Aristóteles (SELIGMANN-SILVA, 2003) diz na poética que “deve-se preferir o que é impossível, mas verossímil, ao que é possível, mas não persuasivo”. A inverossimilhança da Shoah levou os documentaristas do imediato pós-guerra ao impasse de

filmar sem saber, filmar sem compreender. Filmar para ver, mas somente depois, num outro momento da história. Há uma urgência em se filmar mesmo que não se saiba o sentido que aquilo possa ter. Filmar para trazer um sentido ainda não dado, ainda não possível, mas já inscrito naquilo que filma sem que se saiba. [...] A perturbação percebida e declarada pelos realizadores do filme testemunha também aquela opacidade ainda não esclarecida, e contudo filmada, como se houvesse a promessa de um sentido, de uma significação ao menos [...] (COMOLLI, 2006:31).

Acontecimentos catastróficos não são, portanto, simples de representar, são eventos que apontam para uma dissolução do sentido, uma interrupção. Eventos que, como diz Carvalho (2000), costumam trazer em si um problema de representação.

Quanto mais ostensiva e direta tenta ser esta última, menos parece dar e render conta do horror que pretende representar. É como se a representação do horror o anulasse ao insistir na tentativa inútil de reproduzi-lo (CARVALHO, 2000:237).

A catástrofe é um evento que provoca um trauma, palavra de origem grega que significa ferimento. Como observam Nestrovski e Seligmann-Silva (2000),

“Trauma” deriva de uma raiz indo-européia com dois sentidos: “friccionar, triturar, perfurar”; mas também “suplantar”, “passar através”. Nesta contradição – uma coisa que tritura, perfura, mas que, ao mesmo tempo, é o que nos faz suplantá-la, já revela, mais uma vez, o paradoxo da experiência catastrófica, que por isso mesmo não se deixa apanhar por formas simples de narrativas (NESTROVSKI e SELIGMANN-SILVA, 2000:8).

Segundo Freud, citado pelos autores, a experiência catastrófica “traz à mente, num período curto de tempo, um aumento de estímulo grande demais para ser absorvido” (NESTROVSKI e SELIGMANN-SILVA, 2000:8). A característica essencial do trauma é o adiamento, a não assimilação do evento no momento de sua ocorrência. Só tardiamente, após a repetição do evento, ele pode ser assimilado. A temporalidade do evento traumático, portanto, é complexa e envolve construções recíprocas do passado e do presente.

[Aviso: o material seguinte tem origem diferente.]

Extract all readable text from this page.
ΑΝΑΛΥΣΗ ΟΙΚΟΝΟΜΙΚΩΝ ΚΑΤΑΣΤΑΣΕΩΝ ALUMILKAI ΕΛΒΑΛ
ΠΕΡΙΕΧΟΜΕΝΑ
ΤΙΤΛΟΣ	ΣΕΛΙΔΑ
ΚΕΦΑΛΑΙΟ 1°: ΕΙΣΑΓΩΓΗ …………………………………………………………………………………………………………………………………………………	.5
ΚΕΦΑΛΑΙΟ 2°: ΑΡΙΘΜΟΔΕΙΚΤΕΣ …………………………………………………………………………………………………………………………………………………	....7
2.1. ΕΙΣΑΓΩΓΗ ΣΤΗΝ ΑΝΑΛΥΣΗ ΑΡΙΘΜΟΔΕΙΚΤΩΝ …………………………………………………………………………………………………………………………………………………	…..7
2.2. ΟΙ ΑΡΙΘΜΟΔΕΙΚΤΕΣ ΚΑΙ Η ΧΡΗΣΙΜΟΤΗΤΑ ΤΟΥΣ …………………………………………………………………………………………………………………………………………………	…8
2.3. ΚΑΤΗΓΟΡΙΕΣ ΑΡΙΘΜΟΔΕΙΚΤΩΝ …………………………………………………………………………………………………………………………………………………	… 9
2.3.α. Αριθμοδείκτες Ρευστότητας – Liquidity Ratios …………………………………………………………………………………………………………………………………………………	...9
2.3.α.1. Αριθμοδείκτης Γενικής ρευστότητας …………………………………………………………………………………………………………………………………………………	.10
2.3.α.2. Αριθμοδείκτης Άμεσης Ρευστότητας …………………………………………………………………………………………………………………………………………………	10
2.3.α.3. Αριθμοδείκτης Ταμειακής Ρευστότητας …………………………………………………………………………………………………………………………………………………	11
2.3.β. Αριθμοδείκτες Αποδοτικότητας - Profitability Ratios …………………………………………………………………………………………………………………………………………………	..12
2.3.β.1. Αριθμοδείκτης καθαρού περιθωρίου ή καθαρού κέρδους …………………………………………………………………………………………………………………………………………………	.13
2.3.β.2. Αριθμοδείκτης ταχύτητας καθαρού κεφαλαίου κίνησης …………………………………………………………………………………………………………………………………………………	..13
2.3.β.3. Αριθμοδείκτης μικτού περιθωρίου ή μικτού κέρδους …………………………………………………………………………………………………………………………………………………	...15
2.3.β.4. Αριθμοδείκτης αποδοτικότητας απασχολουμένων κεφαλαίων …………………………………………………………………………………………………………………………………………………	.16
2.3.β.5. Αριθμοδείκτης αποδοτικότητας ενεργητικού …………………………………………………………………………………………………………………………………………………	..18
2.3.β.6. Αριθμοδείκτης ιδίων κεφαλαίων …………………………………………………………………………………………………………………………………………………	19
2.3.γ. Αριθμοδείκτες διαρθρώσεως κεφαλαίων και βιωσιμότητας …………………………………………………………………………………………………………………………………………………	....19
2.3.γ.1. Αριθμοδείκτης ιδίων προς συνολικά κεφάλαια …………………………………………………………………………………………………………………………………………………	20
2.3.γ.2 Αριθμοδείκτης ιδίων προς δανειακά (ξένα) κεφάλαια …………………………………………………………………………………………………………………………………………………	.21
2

A linguagem tenta cercar e dar limites àquilo que não foi submetido a uma forma no ato da sua recepção. Daí Freud destacar a repetição constante, alucinatória, por parte do “traumatizado” da cena violenta: a história do trauma é a história de um choque violento, mas também de um desencontro com o real [...] A incapacidade de simbolizar o choque – o acaso que surge com a face da morte e do inimaginável – determina a repetição e a constante “posterioridade”, ou seja, a volta après-coup da cena (SELIGMANN-SILVA, 2003:48,49).

Talvez por isso, a cobertura do dia 11 seja marcada pelo excesso de repetições, uma forma possível de suplantar o trauma provocado pelo choque, conforme será demonstrado no capítulo três. Os jornalistas permaneceram encurralados na contradição de ter que dar um sentido ainda não dado, não imaginável, mas já inscrito no acontecimento, revelando a impossibilidade de submetê-lo à linguagem.